Além das inundações, o desvio de rios para privar um inimigo de água também é usado há muito tempo. Ao longo da história, a tática foi implementada para impedir o acesso de um oponente à água potável.
Desvios mais complicados destinaram-se a alterar a paisagem para favorecer o lado capaz de manipular um rio. Leonardo Da Vinci, trabalhando a mando de Nicolau Maquiavel de Florença, tentou desviar o rio Arno da arquirrival de sua cidade, Pisa, tanto para facilitar o ataque quanto para privar Pisa de seu status de porto.
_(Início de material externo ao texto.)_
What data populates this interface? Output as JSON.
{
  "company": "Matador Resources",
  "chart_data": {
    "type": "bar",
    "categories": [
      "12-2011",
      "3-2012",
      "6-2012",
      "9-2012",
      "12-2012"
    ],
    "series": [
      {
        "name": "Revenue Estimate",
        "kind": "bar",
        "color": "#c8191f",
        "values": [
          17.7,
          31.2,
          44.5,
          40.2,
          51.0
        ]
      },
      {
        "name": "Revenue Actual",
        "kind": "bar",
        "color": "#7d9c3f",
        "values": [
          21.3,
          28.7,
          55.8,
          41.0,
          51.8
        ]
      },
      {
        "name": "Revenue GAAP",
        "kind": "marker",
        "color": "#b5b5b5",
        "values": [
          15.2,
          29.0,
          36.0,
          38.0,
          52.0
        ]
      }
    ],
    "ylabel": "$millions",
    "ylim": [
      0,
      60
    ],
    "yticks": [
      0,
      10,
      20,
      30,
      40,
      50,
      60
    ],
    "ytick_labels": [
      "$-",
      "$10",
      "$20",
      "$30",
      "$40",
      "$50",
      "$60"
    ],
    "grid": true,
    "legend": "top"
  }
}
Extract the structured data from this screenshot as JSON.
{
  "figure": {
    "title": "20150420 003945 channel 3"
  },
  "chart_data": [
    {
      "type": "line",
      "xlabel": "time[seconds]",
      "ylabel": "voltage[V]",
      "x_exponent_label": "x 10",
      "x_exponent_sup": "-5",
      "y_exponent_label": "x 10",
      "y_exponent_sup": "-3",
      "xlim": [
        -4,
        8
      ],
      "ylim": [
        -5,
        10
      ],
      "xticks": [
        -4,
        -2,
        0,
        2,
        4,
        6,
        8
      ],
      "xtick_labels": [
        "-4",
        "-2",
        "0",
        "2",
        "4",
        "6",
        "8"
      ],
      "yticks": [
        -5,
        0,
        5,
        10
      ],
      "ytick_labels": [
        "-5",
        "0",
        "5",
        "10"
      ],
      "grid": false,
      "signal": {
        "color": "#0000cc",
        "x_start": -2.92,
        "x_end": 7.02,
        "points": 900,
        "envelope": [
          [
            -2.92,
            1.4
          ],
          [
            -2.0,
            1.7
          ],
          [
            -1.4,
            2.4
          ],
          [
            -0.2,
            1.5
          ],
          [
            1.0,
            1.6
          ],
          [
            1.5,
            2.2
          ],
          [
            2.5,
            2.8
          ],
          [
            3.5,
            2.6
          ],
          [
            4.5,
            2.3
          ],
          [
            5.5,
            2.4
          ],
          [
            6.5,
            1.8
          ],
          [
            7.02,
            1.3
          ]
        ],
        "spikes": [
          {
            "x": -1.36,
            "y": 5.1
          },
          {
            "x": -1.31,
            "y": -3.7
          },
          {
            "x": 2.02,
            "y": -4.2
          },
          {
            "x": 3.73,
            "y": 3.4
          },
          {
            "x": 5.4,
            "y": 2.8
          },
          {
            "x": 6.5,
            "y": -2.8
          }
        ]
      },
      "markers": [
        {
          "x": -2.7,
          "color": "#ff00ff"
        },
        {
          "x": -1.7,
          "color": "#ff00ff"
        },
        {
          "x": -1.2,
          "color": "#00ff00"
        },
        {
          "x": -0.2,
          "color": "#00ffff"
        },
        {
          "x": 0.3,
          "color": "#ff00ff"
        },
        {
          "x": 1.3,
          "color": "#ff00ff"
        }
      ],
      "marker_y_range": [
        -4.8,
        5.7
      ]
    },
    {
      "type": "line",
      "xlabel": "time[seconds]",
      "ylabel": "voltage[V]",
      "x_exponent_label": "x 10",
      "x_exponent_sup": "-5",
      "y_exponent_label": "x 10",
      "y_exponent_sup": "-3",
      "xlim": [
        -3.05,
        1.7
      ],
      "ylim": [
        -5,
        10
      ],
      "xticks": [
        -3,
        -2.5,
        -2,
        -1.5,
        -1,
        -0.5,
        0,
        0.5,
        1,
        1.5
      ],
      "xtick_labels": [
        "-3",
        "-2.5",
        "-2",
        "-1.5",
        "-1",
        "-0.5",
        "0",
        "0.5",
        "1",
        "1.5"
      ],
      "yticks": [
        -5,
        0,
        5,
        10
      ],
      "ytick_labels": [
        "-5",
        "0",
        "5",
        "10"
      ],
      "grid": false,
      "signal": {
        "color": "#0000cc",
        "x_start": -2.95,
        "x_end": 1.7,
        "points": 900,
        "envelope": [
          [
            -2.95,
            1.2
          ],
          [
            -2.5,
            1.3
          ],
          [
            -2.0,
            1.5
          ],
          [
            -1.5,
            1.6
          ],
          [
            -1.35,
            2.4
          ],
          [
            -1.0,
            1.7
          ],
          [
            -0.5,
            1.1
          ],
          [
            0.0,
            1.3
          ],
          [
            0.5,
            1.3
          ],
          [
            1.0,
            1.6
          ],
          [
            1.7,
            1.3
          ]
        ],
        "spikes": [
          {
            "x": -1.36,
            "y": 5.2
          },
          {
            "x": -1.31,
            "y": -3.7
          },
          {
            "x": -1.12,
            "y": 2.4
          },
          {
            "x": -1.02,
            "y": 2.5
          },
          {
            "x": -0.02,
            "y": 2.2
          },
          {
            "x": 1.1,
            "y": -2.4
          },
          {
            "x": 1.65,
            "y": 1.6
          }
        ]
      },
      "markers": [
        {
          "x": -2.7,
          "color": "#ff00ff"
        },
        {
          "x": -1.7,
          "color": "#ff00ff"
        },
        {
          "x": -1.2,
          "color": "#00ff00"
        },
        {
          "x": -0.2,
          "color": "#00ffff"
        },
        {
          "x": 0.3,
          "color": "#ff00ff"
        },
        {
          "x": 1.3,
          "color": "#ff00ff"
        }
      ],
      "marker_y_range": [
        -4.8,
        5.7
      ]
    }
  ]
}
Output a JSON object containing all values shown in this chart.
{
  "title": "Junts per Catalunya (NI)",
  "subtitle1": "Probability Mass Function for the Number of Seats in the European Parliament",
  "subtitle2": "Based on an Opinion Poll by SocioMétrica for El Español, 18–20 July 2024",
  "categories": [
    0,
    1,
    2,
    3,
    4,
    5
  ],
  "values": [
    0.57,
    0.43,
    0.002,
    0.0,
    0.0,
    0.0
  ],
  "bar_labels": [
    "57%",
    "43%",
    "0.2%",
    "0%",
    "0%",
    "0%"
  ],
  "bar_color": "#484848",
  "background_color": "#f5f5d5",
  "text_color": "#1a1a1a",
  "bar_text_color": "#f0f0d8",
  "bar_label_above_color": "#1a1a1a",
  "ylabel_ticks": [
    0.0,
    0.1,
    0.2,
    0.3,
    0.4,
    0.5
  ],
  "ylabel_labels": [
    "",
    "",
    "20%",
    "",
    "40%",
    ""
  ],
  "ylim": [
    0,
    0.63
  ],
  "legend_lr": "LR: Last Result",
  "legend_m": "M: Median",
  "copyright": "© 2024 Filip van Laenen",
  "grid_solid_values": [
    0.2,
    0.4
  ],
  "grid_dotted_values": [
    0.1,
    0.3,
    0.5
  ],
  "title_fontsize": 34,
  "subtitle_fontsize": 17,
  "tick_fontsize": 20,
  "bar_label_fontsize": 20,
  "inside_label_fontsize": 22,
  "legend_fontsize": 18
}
O plano falhou, mas as aspirações de drenar o rio de Da Vince e Maquiavel pode ser referenciado na paisagem misteriosa por trás do Monalisa.
Mais recentemente, Saddam Hussein drenaram grandes áreas dos pântanos centrais do Iraque como retribuição e tática militar contra os Ahwaris (ou “árabes dos pântanos”) que faziam parte de uma insurgência contra o partido governante após a Primeira Guerra do Golfo (1991). As forças de Hussein desviaram o fluxo dos rios Tigre e Eufrates para drenar dois terços da área do pântano, impedindo os Ahwaris de usar os pântanos como base para a insurgência ou para seus meios de subsistência e casas tradicionais.
Esses exemplos ilustram o perigo, a interrupção e o deslocamento decorrentes de mudanças repentinas na disponibilidade de água (muito ou pouco) e, principalmente, da falha (intencional) da infraestrutura usada para administrar os rios. Embora os danos infligidos tenham sido propositalmente implementados durante a guerra, eles são essencialmente os mesmos desastres que estão se tornando mais prováveis devido às mudanças climáticas.
Na segunda postagem, explorarei como governos e tomadores de decisão podem aprender lições com o uso de rios como armas e tomar as medidas necessárias para manter as pessoas seguras em um mundo de risco crescente.